- Episode no.: Season 4 Episode 1
- Directed by: Jennifer Coyle
- Written by: Dan Fybel; Rich Rinaldi;
- Production code: 3ASA11
- Original air date: September 29, 2013

Guest appearances
- David Herman as Troop Leader; John Michael Higgins as RV Guy; Lindsey Stoddart as RV Lady;

Episode chronology
| ← Previous "The Unnatural" | Next → "Fort Night" |
- Bob's Burgers season 4

= A River Runs Through Bob =

"A River Runs Through Bob" is the first episode of the fourth season of the animated comedy series Bob's Burgers and the overall 46th episode, and is written by Dan Fybel and Rich Rinaldi and directed by Jennifer Coyle. It aired on Fox in the United States on September 29, 2013.

==Plot==
To make up for Tina missing her Thunder Girls troop camping trip due to being sick, Bob takes the reluctant family camping in the woods. Once they get there, they meet a survivalist couple camping next to them who offer them supplies. Bob zealously intends to live off the land and fishes for a trout, while the rest of the family, much less impressed, borrow food supplies from their neighbors for dinner. Later that night, Bob and Linda make use of a small hot spring, but are swept away by the river it is attached to after the rock enclosure around the spring collapses. They wash ashore far down the river, naked and lost, and Bob becomes violently sick from the trout he caught and ate earlier. Linda takes charge, demonstrating surprising aptitude in the wilderness, but Bob stubbornly ignores her, insisting on his own skill at wilderness survival.

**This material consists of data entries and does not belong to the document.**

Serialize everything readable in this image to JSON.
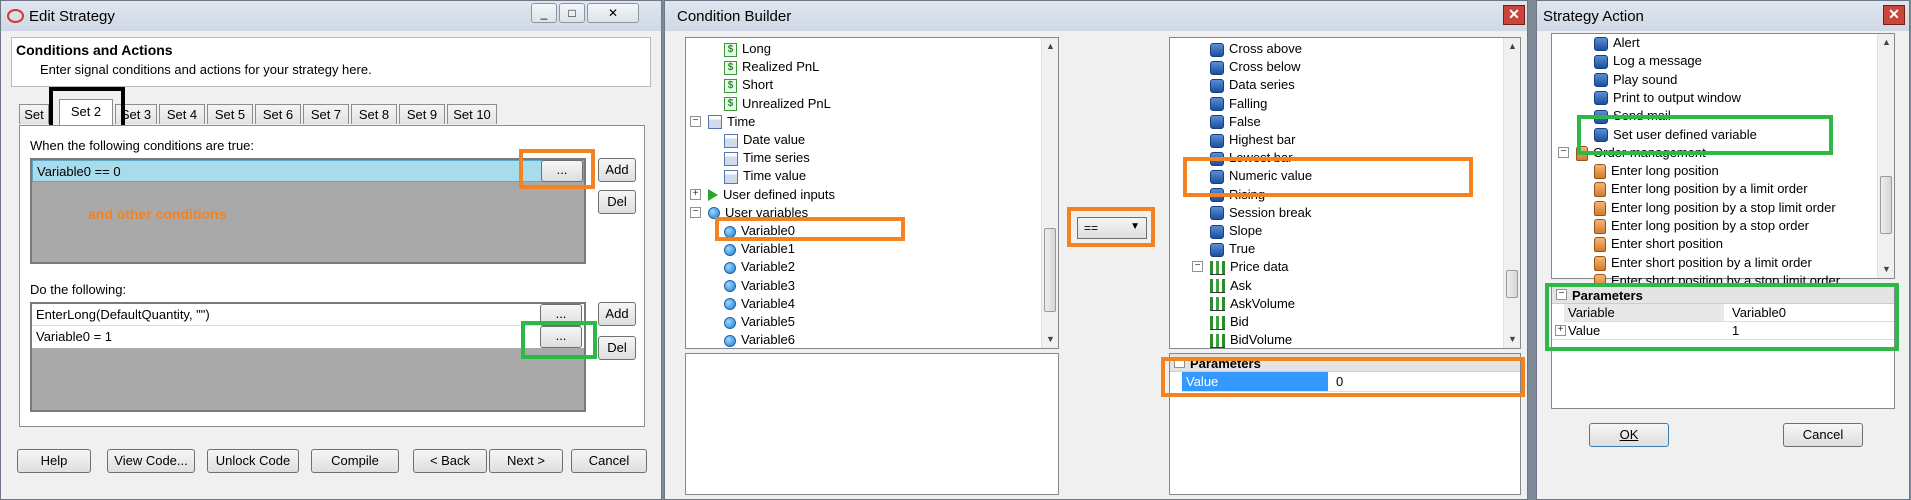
{
  "edit_strategy": {
    "title": "Edit Strategy",
    "header_title": "Conditions and Actions",
    "header_desc": "Enter signal conditions and actions for your strategy here.",
    "tabs": [
      "Set",
      "Set 2",
      "Set 3",
      "Set 4",
      "Set 5",
      "Set 6",
      "Set 7",
      "Set 8",
      "Set 9",
      "Set 10"
    ],
    "active_tab": "Set 2",
    "conditions_label": "When the following conditions are true:",
    "condition_row": "Variable0 == 0",
    "annotation": "and other conditions",
    "actions_label": "Do the following:",
    "action_rows": [
      "EnterLong(DefaultQuantity, \"\")",
      "Variable0 = 1"
    ],
    "ellipsis": "...",
    "add_label": "Add",
    "del_label": "Del",
    "footer_buttons": [
      "Help",
      "View Code...",
      "Unlock Code",
      "Compile",
      "< Back",
      "Next >",
      "Cancel"
    ],
    "title_buttons": [
      "_",
      "□",
      "✕"
    ]
  },
  "condition_builder": {
    "title": "Condition Builder",
    "left_items": [
      {
        "label": "Long",
        "icon": "dollar-icon"
      },
      {
        "label": "Realized PnL",
        "icon": "dollar-icon"
      },
      {
        "label": "Short",
        "icon": "dollar-icon"
      },
      {
        "label": "Unrealized PnL",
        "icon": "dollar-icon"
      },
      {
        "label": "Time",
        "icon": "calendar-icon",
        "expander": "−"
      },
      {
        "label": "Date value",
        "icon": "calendar-icon"
      },
      {
        "label": "Time series",
        "icon": "calendar-icon"
      },
      {
        "label": "Time value",
        "icon": "calendar-icon"
      },
      {
        "label": "User defined inputs",
        "icon": "play-icon",
        "expander": "+"
      },
      {
        "label": "User variables",
        "icon": "variable-icon",
        "expander": "−"
      },
      {
        "label": "Variable0",
        "icon": "variable-icon"
      },
      {
        "label": "Variable1",
        "icon": "variable-icon"
      },
      {
        "label": "Variable2",
        "icon": "variable-icon"
      },
      {
        "label": "Variable3",
        "icon": "variable-icon"
      },
      {
        "label": "Variable4",
        "icon": "variable-icon"
      },
      {
        "label": "Variable5",
        "icon": "variable-icon"
      },
      {
        "label": "Variable6",
        "icon": "variable-icon"
      }
    ],
    "operator": "==",
    "right_items": [
      {
        "label": "Cross above",
        "icon": "database-icon"
      },
      {
        "label": "Cross below",
        "icon": "database-icon"
      },
      {
        "label": "Data series",
        "icon": "database-icon"
      },
      {
        "label": "Falling",
        "icon": "database-icon"
      },
      {
        "label": "False",
        "icon": "database-icon"
      },
      {
        "label": "Highest bar",
        "icon": "database-icon"
      },
      {
        "label": "Lowest bar",
        "icon": "database-icon"
      },
      {
        "label": "Numeric value",
        "icon": "database-icon"
      },
      {
        "label": "Rising",
        "icon": "database-icon"
      },
      {
        "label": "Session break",
        "icon": "database-icon"
      },
      {
        "label": "Slope",
        "icon": "database-icon"
      },
      {
        "label": "True",
        "icon": "database-icon"
      },
      {
        "label": "Price data",
        "icon": "bars-icon",
        "expander": "−"
      },
      {
        "label": "Ask",
        "icon": "bars-icon"
      },
      {
        "label": "AskVolume",
        "icon": "bars-icon"
      },
      {
        "label": "Bid",
        "icon": "bars-icon"
      },
      {
        "label": "BidVolume",
        "icon": "bars-icon"
      }
    ],
    "params_header": "Parameters",
    "param_name": "Value",
    "param_value": "0",
    "close_label": "✕"
  },
  "strategy_action": {
    "title": "Strategy Action",
    "items": [
      {
        "label": "Alert",
        "icon": "database-icon"
      },
      {
        "label": "Log a message",
        "icon": "database-icon"
      },
      {
        "label": "Play sound",
        "icon": "database-icon"
      },
      {
        "label": "Print to output window",
        "icon": "database-icon"
      },
      {
        "label": "Send mail",
        "icon": "database-icon"
      },
      {
        "label": "Set user defined variable",
        "icon": "database-icon"
      },
      {
        "label": "Order management",
        "icon": "hand-icon",
        "expander": "−"
      },
      {
        "label": "Enter long position",
        "icon": "hand-icon"
      },
      {
        "label": "Enter long position by a limit order",
        "icon": "hand-icon"
      },
      {
        "label": "Enter long position by a stop limit order",
        "icon": "hand-icon"
      },
      {
        "label": "Enter long position by a stop order",
        "icon": "hand-icon"
      },
      {
        "label": "Enter short position",
        "icon": "hand-icon"
      },
      {
        "label": "Enter short position by a limit order",
        "icon": "hand-icon"
      },
      {
        "label": "Enter short position by a stop limit order",
        "icon": "hand-icon"
      }
    ],
    "params_header": "Parameters",
    "params": [
      {
        "name": "Variable",
        "value": "Variable0"
      },
      {
        "name": "Value",
        "value": "1"
      }
    ],
    "ok_label": "OK",
    "cancel_label": "Cancel",
    "close_label": "✕"
  },
  "colors": {
    "highlight_orange": "#f58220",
    "highlight_green": "#2eb84a",
    "highlight_black": "#000000",
    "selection_blue": "#3399ff",
    "row_selected": "#a8dcec"
  }
}
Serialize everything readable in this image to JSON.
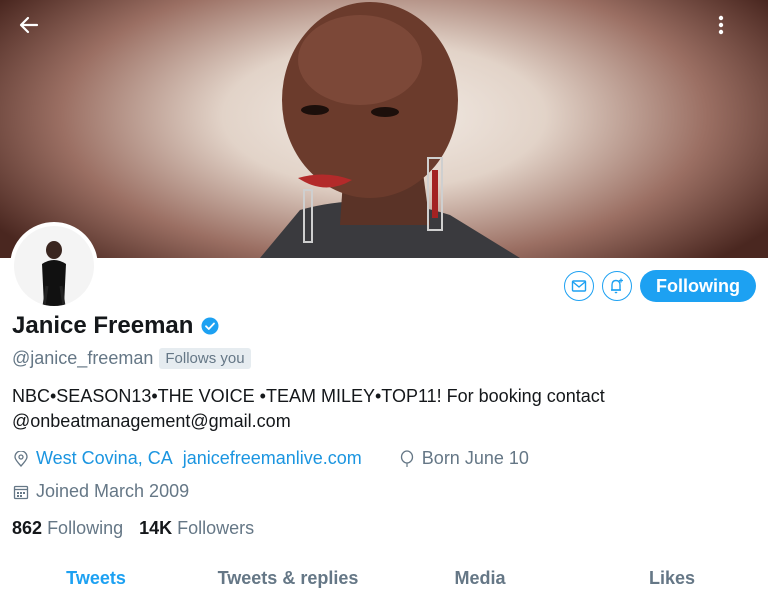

In the morning, the kids wake to find Bob and Linda missing and borrow some inner tubes and a "survivalist guide" from their neighbors in order to search for their parents. Tina attempts to follow the Thunder Girls guidebook, but Louise and Gene find the Survivalist Guide much more compelling. At nightfall, Bob and Linda continue to follow the river back to the campsite, while Tina, Gene, and Louise come upon a Thunder Girl troupe campfire. However, Tina defiantly renounces her Thunder Girl membership, quoting from the Survivalist Guide about how such organizations are "cookie selling machines". Bob and Linda make it back to the campsite, with Bob finally praising Linda for her excellent wilderness skills and dubbing her the "Nature Master".

The neighbor couple tell them the kids are in the trailer. It turns out to be a trick, and the couple tells them they have been living in the woods for 40 months and want Bob and Linda to join them. They trap them in the trailer, and Linda attempts to escape by asking to use the trailer bathroom. The kids return to camp and see Bob and Linda are being held hostage. Using the Survivalist Guide, they "weaponize" bees by using Tina's Thunder Girl sash to drop a bee hive through the trailer roof vent. In the chaos of the bee attack, Bob and Linda are able to escape the trailer and the Belchers flee in their car back to the city. Tina finds her combination of Survivalist and Thunder Girls skills helped her save her parents, and re-envisions herself as a "Thundervivalist".

==Reception==
Pilot Viruet from The A.V. Club gave the episode B−, saying "A River Runs Through Bob" was pretty funny and a nice welcome back to the show, but really, I'm just waiting to see the family out of the woods and back home." Robert Ham of Paste gave the episode an 8.2 out of 10, saying "Watching this new episode after The Simpsons only served to highlight how similar the two sitcoms are in their core ideas, but how Bob's Burgers skewers the conventions in ways that the show before it (and most definitely the shows after it) are unable to do. Bob's throws witty pop culture references into each episode—the John & Yoko Rolling Stone cover nod when Bob & Linda wake in the woods was particularly nice. The rest shove them so far down the viewers throats, it's a wonder we all don't gag involuntarily as we watch. Each have their charms, but Bob's Burgers is standing head and shoulders above the animation competition. As this episode proved, the fifth season was earned, and I can't wait to see where they take us next."

The episode received a 2.2 rating and was watched by a total of 4.48 million people. This made it the third most watched show on Animation Domination that night, beating American Dad! but losing to Family Guy with 5.23 million and The Simpsons with 6.37 million.